As the colors deepen, so does the emotional weight. “Bughaw” and “INDIGO” lean into memory and uncertainty with layered production and some of Maki’s strongest vocals. These songs don’t just sound sad; they sound reflective, like flipping through old photos you’re not ready to put away. By the time “Abelyana” and “ROYGBIV” arrive, the album feels like it’s slowly finding its way back into the light.
Ultimately, Kolorcoaster is heartfelt, colorful, and unafraid of melodrama. It’s a debut that feels honest, ambitious, and emotionally generous, which is exactly what great pop music should be.
10. BINI – Flames
Flames is BINI finally choosing bravery over safety, and it suits them. This album feels like a group stepping out of the idol-pop comfort zone and realizing that experimentation is where the real excitement lives.
Songs like “Sweet Tooth” and “Katabi” show BINI at their most natural: warm, melodic, and emotionally grounded. These tracks let the group’s chemistry breathe, proving they don’t need maximalism to be compelling. “Paruparo” and “Infinity” extend that emotional palette, offering softness and optimism in equal measure, while “Bikini” leans into confidence and self-expression.
What makes Flames exciting is how much it feels like a turning point. The production experiments with rhythm, tone, and mood, giving BINI space to grow into a more distinctive sound. As an album, Flames works because it feels like a journey.

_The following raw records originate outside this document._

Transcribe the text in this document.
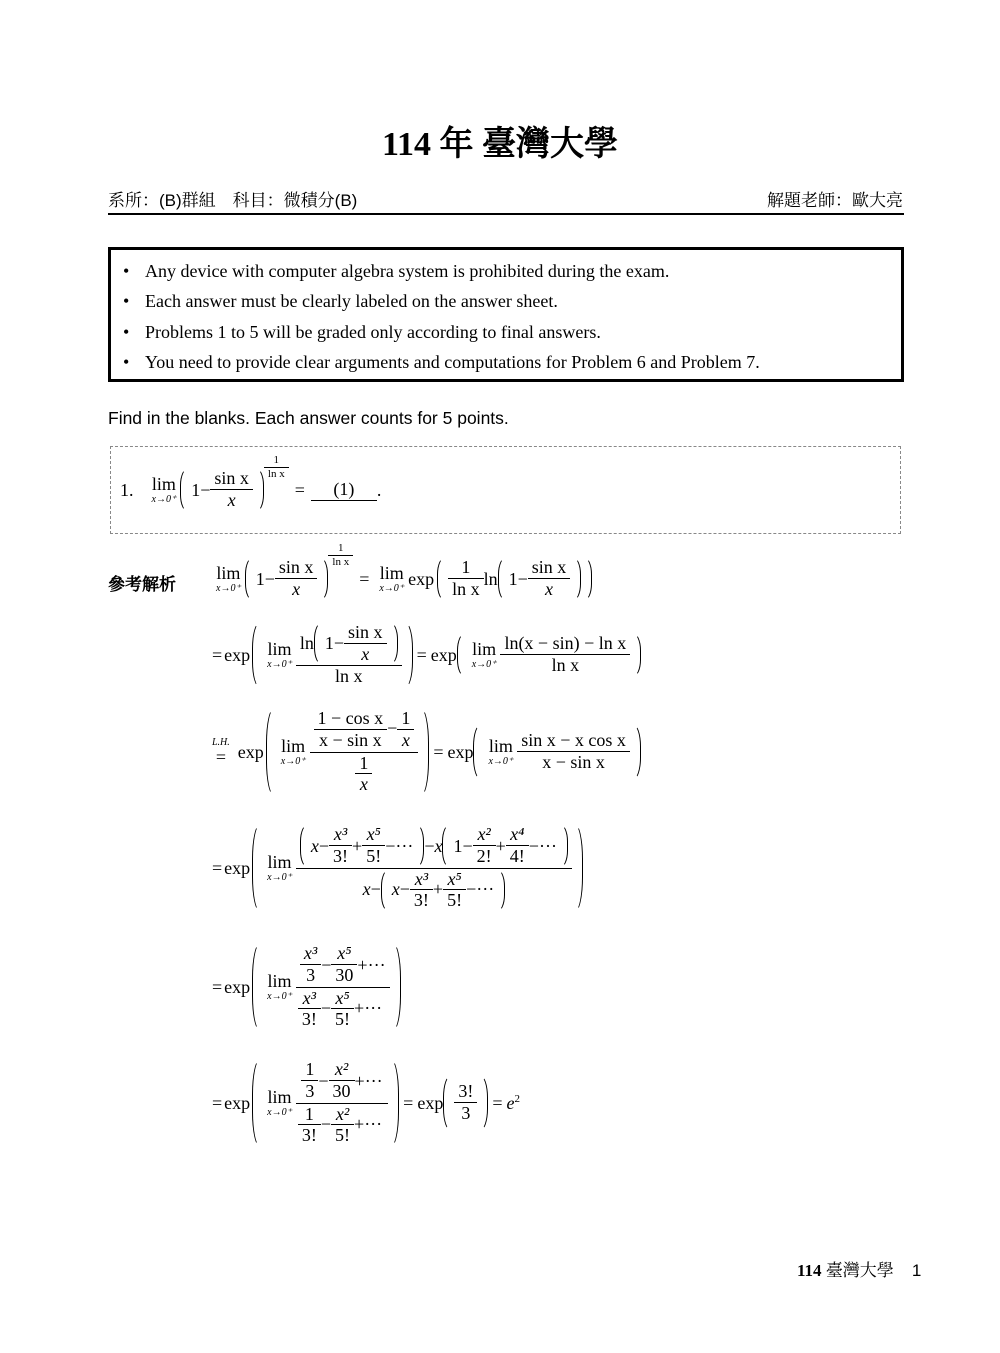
114 年 臺灣大學
系所：(B)群組　科目：微積分(B)	解題老師：歐大亮
• Any device with computer algebra system is prohibited during the exam.
• Each answer must be clearly labeled on the answer sheet.
• Problems 1 to 5 will be graded only according to final answers.
• You need to provide clear arguments and computations for Problem 6 and Problem 7.
Find in the blanks. Each answer counts for 5 points.
1. lim
x→0⁺ $1 - \frac{\text{sin x}}{x}$
$\frac{1}{\text{ln x}}$
=	(1)	.
參考解析
lim
x→0⁺ $1 - \frac{\text{sin x}}{x}$
$\frac{1}{\text{ln x}}$
= lim
x→0⁺ $\exp \frac{1}{\text{ln x}}$ $\ln 1 - \frac{\text{sin x}}{x}$
= exp lim
$x\to 0^+ \frac{\ln 1 - \frac{\text{sin x}}{x}}{\text{ln x}} = \exp \lim$
$x\to 0^+ \frac{\text{ln(x − sin) − ln x}}{\text{ln x}}$
L.H.
= exp lim
$x\to 0^+ \frac{\frac{\text{1 − cos x}}{\text{x − sin x}} - \frac{1}{x}}{\frac{1}{x}} = \exp \lim$
$x\to 0^+ \frac{\text{sin x − x cos x}}{\text{x − sin x}}$
= exp lim
$x\to 0^+ \frac{x - \frac{\text{x³}}{3!} + \frac{\text{x⁵}}{5!} - \cdot\cdot\cdot - x 1 - \frac{\text{x²}}{2!} + \frac{\text{x⁴}}{4!} - \cdot\cdot\cdot}{x - x - \frac{\text{x³}}{3!} + \frac{\text{x⁵}}{5!} - \cdot\cdot\cdot}$
= exp lim
$x\to 0^+ \frac{\frac{\text{x³}}{3} - \frac{\text{x⁵}}{30} + \cdot\cdot\cdot}{\frac{\text{x³}}{3!} - \frac{\text{x⁵}}{5!} + \cdot\cdot\cdot}$
= exp lim
$x\to 0^+ \frac{\frac{1}{3} - \frac{\text{x²}}{30} + \cdot\cdot\cdot}{\frac{1}{3!} - \frac{\text{x²}}{5!} + \cdot\cdot\cdot} = \exp \frac{3!}{3} = e^2$
114 臺灣大學 1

Some tracks are soft, some are bold, but all of them contribute to a story about finding your voice.
11. SB19 – Simula at Wakas EP
Simula at Wakas feels like SB19 standing at the top of a mountain they spent years climbing. As the final chapter in their EP trilogy, it doesn’t just summarize their journey. Instead, it celebrates it with confidence, vulnerability, and creative fire.
“DAM” and “Quit” turn struggle into catharsis, capturing the exhaustion and resilience that define the group’s story. These aren’t just songs about success; they’re songs about surviving long enough to earn it.
Tracks like “8tonball” and “Shooting for the Stars” show how wide SB19’s range has become.
One is hard-hitting and aggressive, the other dreamy and hopeful, but both pulse with the same hunger for something bigger.
What makes this EP special is how clearly you can hear each member’s voice inside it. Their solo growth didn’t fracture the group; it sharpened it. Simula at Wakas sounds like five artists moving together with absolute purpose.